Ain't nuthin like ridin' a fine horse in a new country - Augustus McCrae – Lonesome Dove

Sunday, April 3, 2016

Leave No Trace~

The flyer~
Sometimes, it's all about timing...  I've been appalled - more than usual lately by the way our local trail-heads are being abused.  Even Lord Hill, where I seldom go & is usually clean - had many piles of manure left on the gravel of the parking areas when I was there last week.  I've picked it up myself & hauled it away - but why should I have to do that?

The Bracken Road parking area on the Pilchuck Tree Farm, was so dirty last week that I could hardly take a step without walking on manure...  What's happening here?  Is it that horsemen take these areas so for-granted that they forget it's a privilege to ride there?
During the last few months, Butch was corralled into taking on Leave No Trace, for our local Traildusters Chapter of Back Country Horsemen.  We also belong to the Cascade Horse Club.  Both Chapters sent us to this class & we were looking forward to the weekend.

   We left Fri. night about 6:30, had dinner at South Hill, outside Puyallup & made camp at the Cowlitz Ranger Station in Randle - by 10:30 p.m.  Pulling in so late, we weren't there for the work of getting the tents set up.
Our spot~
 BCH is the only organization with a program to teach LNT.  This Awareness Class, was the first in a series of three - with the purpose of educating horsemen on ways to lesson our impact on the environment.
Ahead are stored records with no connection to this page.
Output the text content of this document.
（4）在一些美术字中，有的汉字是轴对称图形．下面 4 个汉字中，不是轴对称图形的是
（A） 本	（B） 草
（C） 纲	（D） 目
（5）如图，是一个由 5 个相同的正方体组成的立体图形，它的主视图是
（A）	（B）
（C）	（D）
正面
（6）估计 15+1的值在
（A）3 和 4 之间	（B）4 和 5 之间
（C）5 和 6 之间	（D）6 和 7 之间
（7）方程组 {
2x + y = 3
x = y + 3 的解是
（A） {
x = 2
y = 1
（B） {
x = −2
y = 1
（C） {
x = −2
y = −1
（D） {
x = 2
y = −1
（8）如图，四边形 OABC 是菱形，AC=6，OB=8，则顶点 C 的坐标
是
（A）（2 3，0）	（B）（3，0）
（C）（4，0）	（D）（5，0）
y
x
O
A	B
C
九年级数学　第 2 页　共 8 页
Our alarm went off early to a brisk sunshine morning!  Breakfast was at 7 & class started promptly at 8 a.m.!   I had on my thermal pants & warm jacket - but the tents were already warmed by a nice propane fire.  Jane Byron was our instructor - otherwise known as;  "LNT Jane" :-)  She did a wonderful job of leading us through the program in an easy to understand fashion.  We were challenged to think about what impact we may have - before we make one!
Gar Abbott came by to welcome us to his neck of the woods :-)
 We learned each of the seven principals - throughout the weekend & how to use those principals to think first - as we take our horses out - trail riding, horse camping & interacting with other user groups.   This all goes back to having respect for the land.
"Trail"in the grass~
 After watching the "Soft Paths" video - we went out side & walked single file through the wet grass - later in the day we checked the area & could still see the circular path we'd taken.  It only takes a few times, riding off trail - to make a trail where there was none.  Something we don't want to do.
High Lining
 We enjoyed the benefit of having some very experienced instructors - to teach us how to high line, while doing minimal damage to the ground.  How to mitigate that damage by putting the high line on ground that is best suited - the most durable surface available.
"Doc" lectures on high lining~
 Fire building is discouraged now days - with the increasingly heavy use that the back country receives from it's multitudes of visitors each year.  Camp stoves are convenient, light weight & do a good job cooking meals.  We did learn some great techniques to keep a fire footprint to a minimum!  We were divided into groups & asked to build fires using different methods - that we had to keep burning for four hours.  Of course the wind was blowing - so getting them started was a challenge.
This one on a fire barrier & on top of rock!
 The one above did scorch the grass & soil.  A rock barrier under the fire barrier would have helped, or a deeper layer of rock.
Ours, in a pan.  Butch raised it off the ground & filled the pan 1/2 way with mineral soil.
 Ours, that Butch set up - did very well.  It was hard to light without a wind block, but once it was going, just a little fuel kept a nice fire.  By the following morning - when we moved the pan - there was no sign that there had been a fire.
We'd built it in a rut - there was no scorching of the grass or soil!
 Below is an older model of a fire blanket.  It was made from some tough materials, but can you imagine having only that between you & a out-of-control fire?

Portable fire blanket for Fire Fighters
 Another lesson, digging a proper pit for human waste.  A minimum of 6" deep, removing the top layer of grass or plants intact, dig beneath - then re-fill.  A minimum of 200 ft. from any water source.
Hole in the ground~
 It was a very busy weekend.  We moved from books to do-it-yourself instructions throughout both days.  Our meals?  Well - they were incredible!  Lewis County Chapter volunteers provided three meals a day, dutch oven, plus mid-morning, mid-afternoon snacks & a sack lunch to go on Sunday!  If we'd been there any longer - we would have all gained weight!  The chocolate lava cake - dutch oven style with vanilla ice cream topped the list when it came to good!
I can't say enough about the army of volunteers who provided the support for this event!  It takes a village - but in our case - it was more like an army!  With tents to set-up, tear down, stock to haul, gear to provide, the list goes on.

Becoming a member of Back Country Horsemen is more than sending in your yearly dues.  It's a commitment to a cause!  The cause of keeping horses on the trails in every sense of the word.  Leading the way in educating others when it comes to minimal impact on our fragile environments - whether they be in the Wilderness, or on our Front Country Trails.

1 comment:

  1. Looks pretty interesting! Those fire barriers are neat! Great sunny weather to enjoy too!